A manga, animated series and live-action drama named Angel Heart based on the work of Tsukasa Hojo, centers on a fascinating and somewhat controversial topic in neurocardiology, that of cellular memory. Angel Heart follows a heart transplant recipient as well as Ryo Saeba, also known as the underground sweeper ‘City Hunter’, who was the partner of the heart donor. Throughout the story some thoughts and memories are seen to resurface within the transplant recipient, in a highly dramatized manner, which were not originally her own. Cellular memory is a somewhat controversial scientific concept, often discussed and disputed, as either fact or fiction.

The series centers on a girl, trained and forced to become a top notch assassin named ‘Glass Heart’, who tries to take her own life after her most recent assassination mission. Simultaneously another woman, named Kaori, is declared brain dead, and given she had a donor card her organs are harvested. After being transplanted with Kaori’s heart, which was revealed to be a very close match upon histocompatibility testing, ‘Glass Heart’ is haunted by images and thoughts that she never knew she had, and had never encountered before.

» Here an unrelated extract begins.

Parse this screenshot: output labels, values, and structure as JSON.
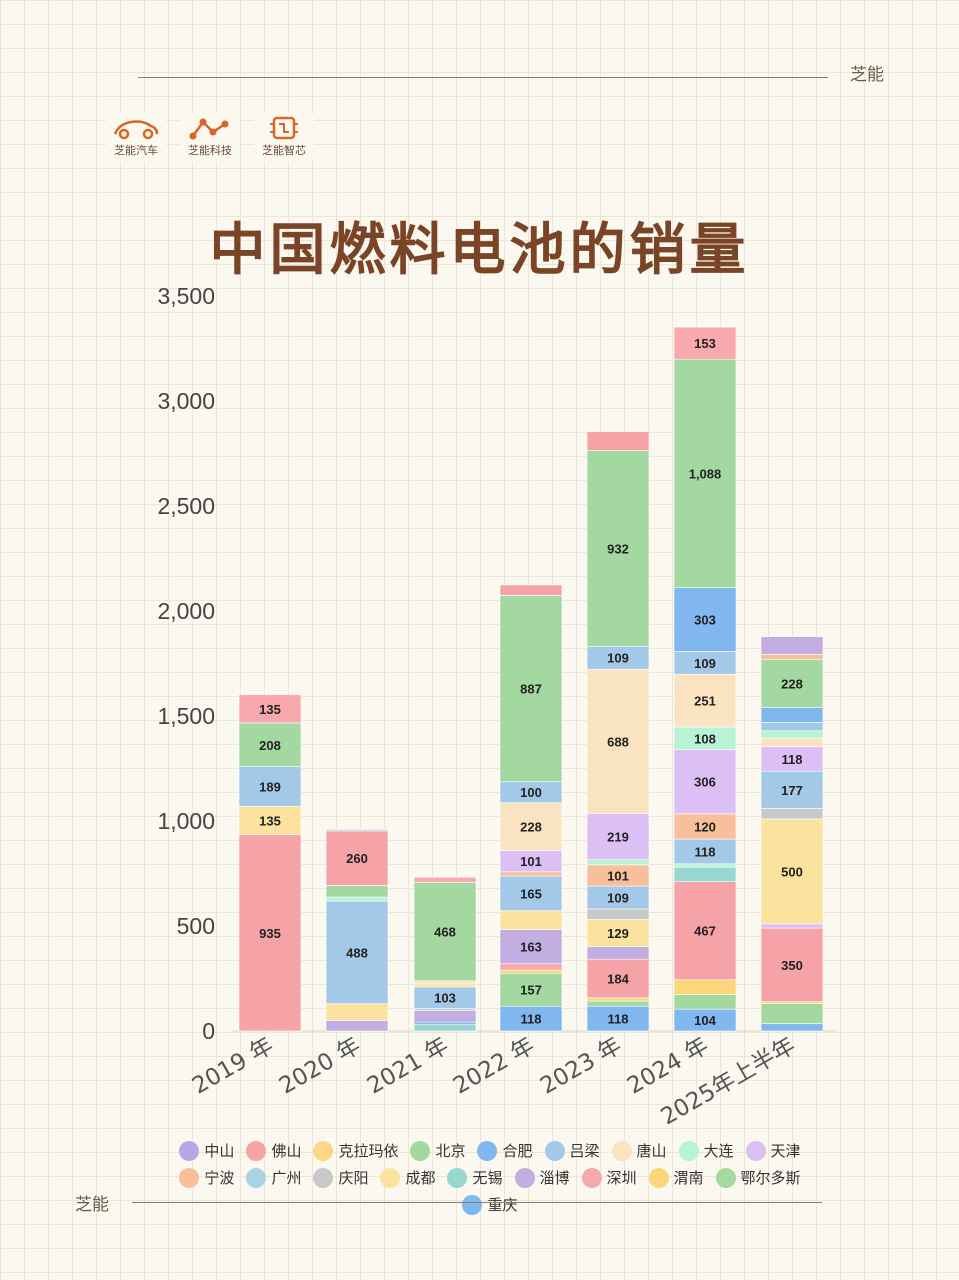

This leads to the question if there may be indeed some form of memory transference to individuals who receive a heart transplant or if this is pure science fiction. It has been documented that people who underwent a heart transplant are more likely to exhibit changes in certain personality traits,1 and certain eminent real life case reports have also illustrated the possibility of cellular memory.2,3 Quite a few patient-recounted post-heart transplant reports may be found discussing the matter.4,5 Although skepticism exists around this topic, numerous theoretical explanations have been put forward in order to offer further insight into this phenomenon.6 For example, one of the hypotheses, ‘the neuropeptide theory’, envisages that the neuropeptides stored within every single cell could form the basis of a neuroendocrine biochemical mechanism for memory.7 More research is currently being carried out on different facets of cellular memory.8-12 Although some aspects of Angel Heart appear somewhat unrealistic and are added to increase dramatic tension and rivet the audience’s attention, they do bring attention to this concept of ‘cellular memory’, which, although controversial, does have its roots in stories and hypotheses reported in the literature.

This review is partially funded through the Endeavour Scholarship Scheme.